A comedy about the tension between faith and reason is now playing at the University of Wyoming as part of the UW Department of Theatre and Dance’s 2018-19 season.

“Below the Navel Above the Knees,” written and directed by playwright-in-residence William Missouri Downs, opened Wednesday at the Buchanan Center for the Performing Arts Studio Theatre. Productions are scheduled for 7:30 p.m. today-Saturday and Oct. 11-13. Tickets are $14 for adults, $11 for seniors and $7 for students.

Downs, whose recent UW productions include “The Exit Interview,” “Women Playing Hamlet,” and “Fascism The Musical,” said audiences who have enjoyed his past work will also enjoy his latest production.

The title of “Below the Navel Above the Knees” references an area of the human body that’s off limits for discussion at a Bible college in rural Kansas, where an agnostic, liberal professor from California has taken a job.

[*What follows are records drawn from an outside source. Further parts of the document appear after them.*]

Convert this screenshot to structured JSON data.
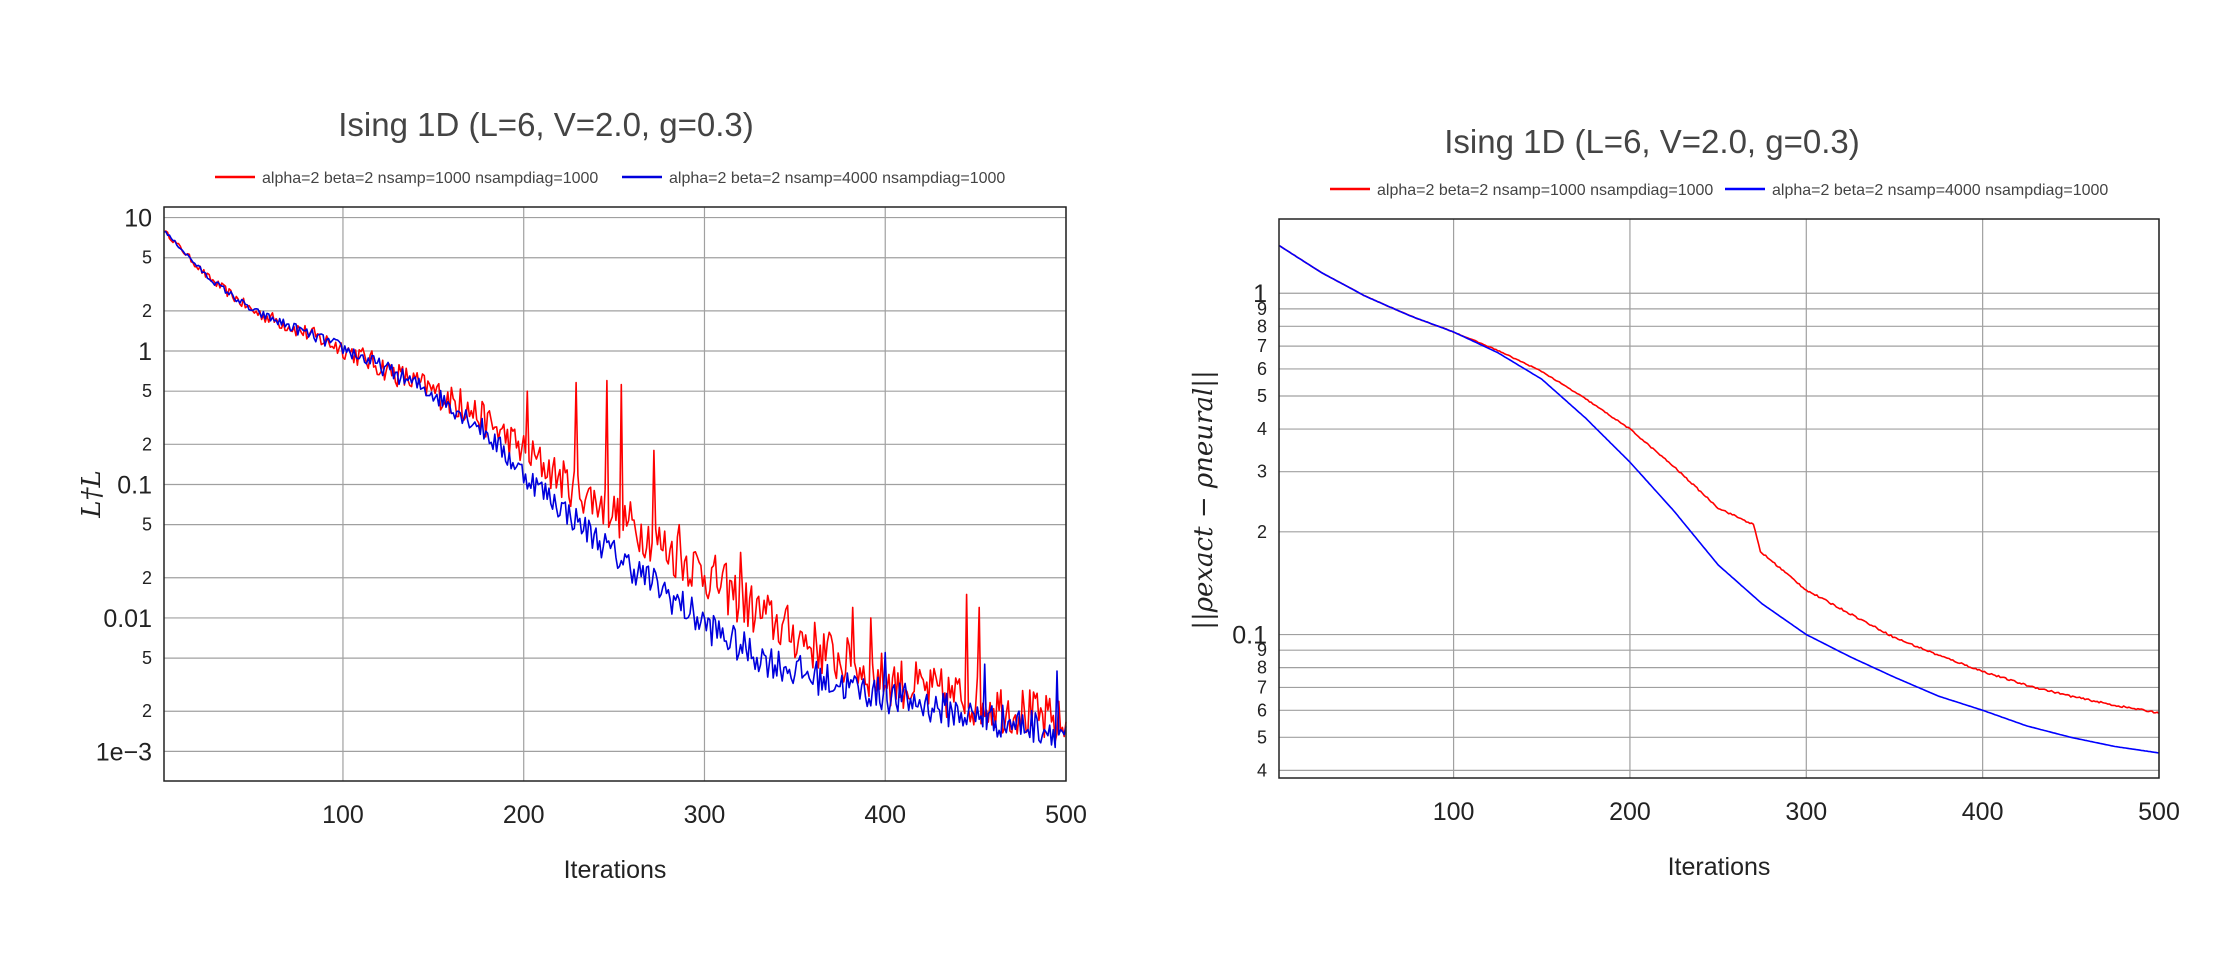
{
  "chart_data": [
    {
      "type": "line",
      "title": "Ising 1D  (L=6, V=2.0, g=0.3)",
      "xlabel": "Iterations",
      "ylabel": "L†L",
      "yscale": "log",
      "xlim": [
        1,
        500
      ],
      "ylim": [
        0.0006,
        12
      ],
      "grid": true,
      "legend_position": "top",
      "x_ticks": [
        100,
        200,
        300,
        400,
        500
      ],
      "x_tick_labels": [
        "100",
        "200",
        "300",
        "400",
        "500"
      ],
      "y_major_ticks": [
        10,
        1,
        0.1,
        0.01,
        0.001
      ],
      "y_major_labels": [
        "10",
        "1",
        "0.1",
        "0.01",
        "1e−3"
      ],
      "y_minor_ticks": [
        5,
        2,
        0.5,
        0.2,
        0.05,
        0.02,
        0.005,
        0.002
      ],
      "y_minor_labels": [
        "5",
        "2",
        "5",
        "2",
        "5",
        "2",
        "5",
        "2"
      ],
      "series": [
        {
          "name": "alpha=2 beta=2 nsamp=1000 nsampdiag=1000",
          "color": "#ff0000",
          "x": [
            1,
            25,
            50,
            75,
            100,
            125,
            150,
            175,
            200,
            225,
            250,
            275,
            300,
            325,
            350,
            375,
            400,
            425,
            450,
            475,
            500
          ],
          "y": [
            8.0,
            3.6,
            2.0,
            1.45,
            1.05,
            0.72,
            0.5,
            0.33,
            0.18,
            0.1,
            0.062,
            0.036,
            0.022,
            0.012,
            0.0075,
            0.0048,
            0.0035,
            0.0028,
            0.0024,
            0.002,
            0.0015
          ],
          "noise": 0.45,
          "spikes": [
            [
              165,
              0.52
            ],
            [
              202,
              0.5
            ],
            [
              229,
              0.58
            ],
            [
              246,
              0.6
            ],
            [
              254,
              0.56
            ],
            [
              272,
              0.18
            ],
            [
              286,
              0.05
            ],
            [
              320,
              0.031
            ],
            [
              382,
              0.012
            ],
            [
              392,
              0.01
            ],
            [
              445,
              0.015
            ],
            [
              452,
              0.012
            ]
          ]
        },
        {
          "name": "alpha=2 beta=2 nsamp=4000 nsampdiag=1000",
          "color": "#0000dd",
          "x": [
            1,
            25,
            50,
            75,
            100,
            125,
            150,
            175,
            200,
            225,
            250,
            275,
            300,
            325,
            350,
            375,
            400,
            425,
            450,
            475,
            500
          ],
          "y": [
            8.0,
            3.6,
            2.0,
            1.45,
            1.05,
            0.72,
            0.48,
            0.28,
            0.12,
            0.06,
            0.03,
            0.017,
            0.009,
            0.0055,
            0.004,
            0.0032,
            0.0026,
            0.0022,
            0.0018,
            0.0016,
            0.0014
          ],
          "noise": 0.3,
          "spikes": [
            [
              400,
              0.0055
            ],
            [
              455,
              0.0045
            ],
            [
              495,
              0.004
            ]
          ]
        }
      ]
    },
    {
      "type": "line",
      "title": "Ising 1D (L=6, V=2.0, g=0.3)",
      "xlabel": "Iterations",
      "ylabel": "||ρexact − ρneural||",
      "yscale": "log",
      "xlim": [
        1,
        500
      ],
      "ylim": [
        0.038,
        1.65
      ],
      "grid": true,
      "legend_position": "top",
      "x_ticks": [
        100,
        200,
        300,
        400,
        500
      ],
      "x_tick_labels": [
        "100",
        "200",
        "300",
        "400",
        "500"
      ],
      "y_major_ticks": [
        1,
        0.1
      ],
      "y_major_labels": [
        "1",
        "0.1"
      ],
      "y_minor_ticks": [
        0.9,
        0.8,
        0.7,
        0.6,
        0.5,
        0.4,
        0.3,
        0.2,
        0.09,
        0.08,
        0.07,
        0.06,
        0.05,
        0.04
      ],
      "y_minor_labels": [
        "9",
        "8",
        "7",
        "6",
        "5",
        "4",
        "3",
        "2",
        "9",
        "8",
        "7",
        "6",
        "5",
        "4"
      ],
      "series": [
        {
          "name": "alpha=2 beta=2 nsamp=1000 nsampdiag=1000",
          "color": "#ff0000",
          "x": [
            1,
            25,
            50,
            75,
            100,
            125,
            150,
            175,
            200,
            225,
            250,
            270,
            274,
            300,
            325,
            350,
            375,
            400,
            425,
            450,
            475,
            500
          ],
          "y": [
            1.38,
            1.15,
            0.98,
            0.86,
            0.77,
            0.68,
            0.59,
            0.49,
            0.4,
            0.31,
            0.235,
            0.21,
            0.175,
            0.135,
            0.115,
            0.098,
            0.087,
            0.078,
            0.071,
            0.066,
            0.062,
            0.059
          ],
          "noise": 0.006,
          "spikes": []
        },
        {
          "name": "alpha=2 beta=2 nsamp=4000 nsampdiag=1000",
          "color": "#0000ff",
          "x": [
            1,
            25,
            50,
            75,
            100,
            125,
            150,
            175,
            200,
            225,
            250,
            275,
            300,
            325,
            350,
            375,
            400,
            425,
            450,
            475,
            500
          ],
          "y": [
            1.38,
            1.15,
            0.98,
            0.86,
            0.77,
            0.67,
            0.56,
            0.43,
            0.32,
            0.23,
            0.16,
            0.123,
            0.1,
            0.086,
            0.075,
            0.066,
            0.06,
            0.054,
            0.05,
            0.047,
            0.045
          ],
          "noise": 0.0,
          "spikes": []
        }
      ]
    }
  ]
}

“She’s not a believer, and I make fun of both liberal college professors and conservative Christians,” he said.

Downs called the comedy “controversial,” and said it wasn’t for everyone. Because of its content, it’s not intended for children.

“This is a comedy for those who want to have a damn-good belly laugh about the way the world is and not hide their head in the sand,” he said.

Downs said the play was inspired by current affairs in the country, “and how we are dividing into close-minded tribes.” Democracy doesn’t work, he said, if no one is willing to compromise.

He said a similar division reaches back to the founding of the country, which was shared between Christians seeking religious freedom and “enlightened people” who were trying to form a democracy.

“The enlightened side of America and the religious side of America have been at war with each other for a good 240 years, so I wanted to look at this and look at the difference between faith and reason,” he said.

Downs is known for writing controversial comedies, and there have been several attempts during his tenure to shut down his plays. He said universities should be places where people are free to question all points of view, and thus he aims to create theater that challenges audiences and makes them uncomfortable.

“Once again, I’m trying to hit a vein,” he said.

Downs has written eleven plays and four books and has written for several sitcoms. Last year, he worked with actor Jim Parsons of “The Big Bang Theory” on a TV pilot of “Below the Navel Above the Knees.” His plays have been produced more than 150 times in a dozen countries.